By Andrew Gaug
For 17 years, Marla Heeler has been teaching kids how to perform at the Dance Arts Center.
This Sunday, she will once again see the results of the hard work her students put in as they perform in the DACPAC Winter Showcase.
“I’ve literally watched them grow, some of them since they were three, and I’ll be watching one young lady in her senior performance this season. So that’s always fun and bittersweet,” said Heeler, who owns the Dance Arts Center.
The show is a kick-off of sorts as Dance Arts Center students prepare for upcoming competitions on what they’re calling the “Let There Be Rock Tour.” The students will perform their dances starting at 2 p.m. on Sunday, Jan. 23, at the Missouri Theater, 717 Edmond St.
The dances will include ballet, pointe, tap and contemporary, with performers leaning harder on jazz than past years, which Heeler found interesting.
“We’ll have a lot of jazz and tap this year for this, which I think is kind of fun for audiences ... It’s a little bit jazzier of a show,” she said.
While the show is considered a rehearsal, it provides a chance for friends and relatives of the dancers to see what they’ve been working on while offering them an opportunity to explore a big stage like the Missouri Theater.
“We have almost 20 new kids that have joined our performing company. So especially for them, it’s a great opportunity to hit the stage and perform prior to going into the competitive experiences,” Heeler said.
Compared to the previous show, one of the big differences this showcase will have is a little more independence from when dancers had to move quickly on and off the stage because of COVID-safety protocols.
While Heeler said they’re still taking the COVID-19 numbers seriously and enacting precautions, they also want to allow the kids to have a sense of creative independence and fun.
“We’re still trying to be cautious but still trying to really let kids be kids to a certain extent, letting them have their artistic freedom of expression, being able to get out of the house, being able to dance, being able to socialize and see their friends,” Heeler said.

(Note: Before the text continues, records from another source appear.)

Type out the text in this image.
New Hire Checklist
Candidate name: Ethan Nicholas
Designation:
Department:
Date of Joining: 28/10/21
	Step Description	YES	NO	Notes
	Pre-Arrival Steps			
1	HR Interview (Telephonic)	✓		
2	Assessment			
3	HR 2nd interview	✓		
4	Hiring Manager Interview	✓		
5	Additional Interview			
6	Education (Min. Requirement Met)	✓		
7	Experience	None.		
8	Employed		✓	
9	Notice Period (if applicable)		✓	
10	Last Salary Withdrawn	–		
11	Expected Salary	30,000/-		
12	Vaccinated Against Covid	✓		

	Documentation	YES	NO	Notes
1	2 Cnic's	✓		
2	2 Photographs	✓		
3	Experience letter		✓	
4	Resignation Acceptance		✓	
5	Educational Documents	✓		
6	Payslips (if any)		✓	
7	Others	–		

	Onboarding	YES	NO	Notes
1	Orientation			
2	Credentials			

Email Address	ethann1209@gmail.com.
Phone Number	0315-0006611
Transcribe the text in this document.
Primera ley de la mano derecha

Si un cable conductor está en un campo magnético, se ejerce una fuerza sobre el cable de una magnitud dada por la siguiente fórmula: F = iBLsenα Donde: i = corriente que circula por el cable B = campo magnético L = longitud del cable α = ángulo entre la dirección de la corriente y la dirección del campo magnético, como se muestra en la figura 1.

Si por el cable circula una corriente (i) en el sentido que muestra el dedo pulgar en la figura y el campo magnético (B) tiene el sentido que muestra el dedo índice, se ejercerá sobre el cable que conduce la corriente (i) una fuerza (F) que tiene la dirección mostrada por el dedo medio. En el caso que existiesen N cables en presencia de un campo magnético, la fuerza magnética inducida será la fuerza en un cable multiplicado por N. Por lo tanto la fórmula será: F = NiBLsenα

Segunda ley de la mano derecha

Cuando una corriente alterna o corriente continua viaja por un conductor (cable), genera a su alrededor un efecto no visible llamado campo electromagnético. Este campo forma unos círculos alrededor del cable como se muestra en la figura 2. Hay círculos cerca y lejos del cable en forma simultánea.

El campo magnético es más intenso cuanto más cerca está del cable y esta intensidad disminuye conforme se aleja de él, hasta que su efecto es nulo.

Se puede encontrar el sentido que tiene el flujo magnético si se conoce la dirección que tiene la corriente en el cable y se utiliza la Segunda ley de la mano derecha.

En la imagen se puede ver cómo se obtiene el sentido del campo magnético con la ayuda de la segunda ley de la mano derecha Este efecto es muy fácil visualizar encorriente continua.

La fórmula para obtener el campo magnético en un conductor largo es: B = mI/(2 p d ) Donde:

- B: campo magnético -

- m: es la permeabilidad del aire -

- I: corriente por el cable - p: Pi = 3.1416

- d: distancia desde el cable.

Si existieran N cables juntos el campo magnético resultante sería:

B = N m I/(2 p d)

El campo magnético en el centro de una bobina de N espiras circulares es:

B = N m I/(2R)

For students who have vulnerable relatives or are feeling sick, the Dance Arts Center continues to offer virtual dance options. In a related way, Heeler said 2020’s rise of the social media app TikTok has stoked people’s love of dance, from students in her classes to strangers who have inquired about learning because of routines that have gone viral.
“We have had different TikTok workshops and camps in the past that have been really popular. The kids, they love it. And I do think it is sort of making dance maybe feel more accessible for people who thought they couldn’t do it before,” she said.
While viral dances are fun, Heeler said she reminds her students that it’s the emotions they feel and express as they dance that matter. She hopes that comes across at the showcase.
“That’s what we’re really are always trying to impart to the kids that we want you to have good technique, that’s what we strive for. But it’s the emotion that we elicit, we give off to people, we pull out of people ... That’s what draws people to dance,” she said.
The performance is free and open to the public. The Dance Arts Center is asking for a suggested $5 donation to cover the cost of renting the Missouri Theater for the showcase.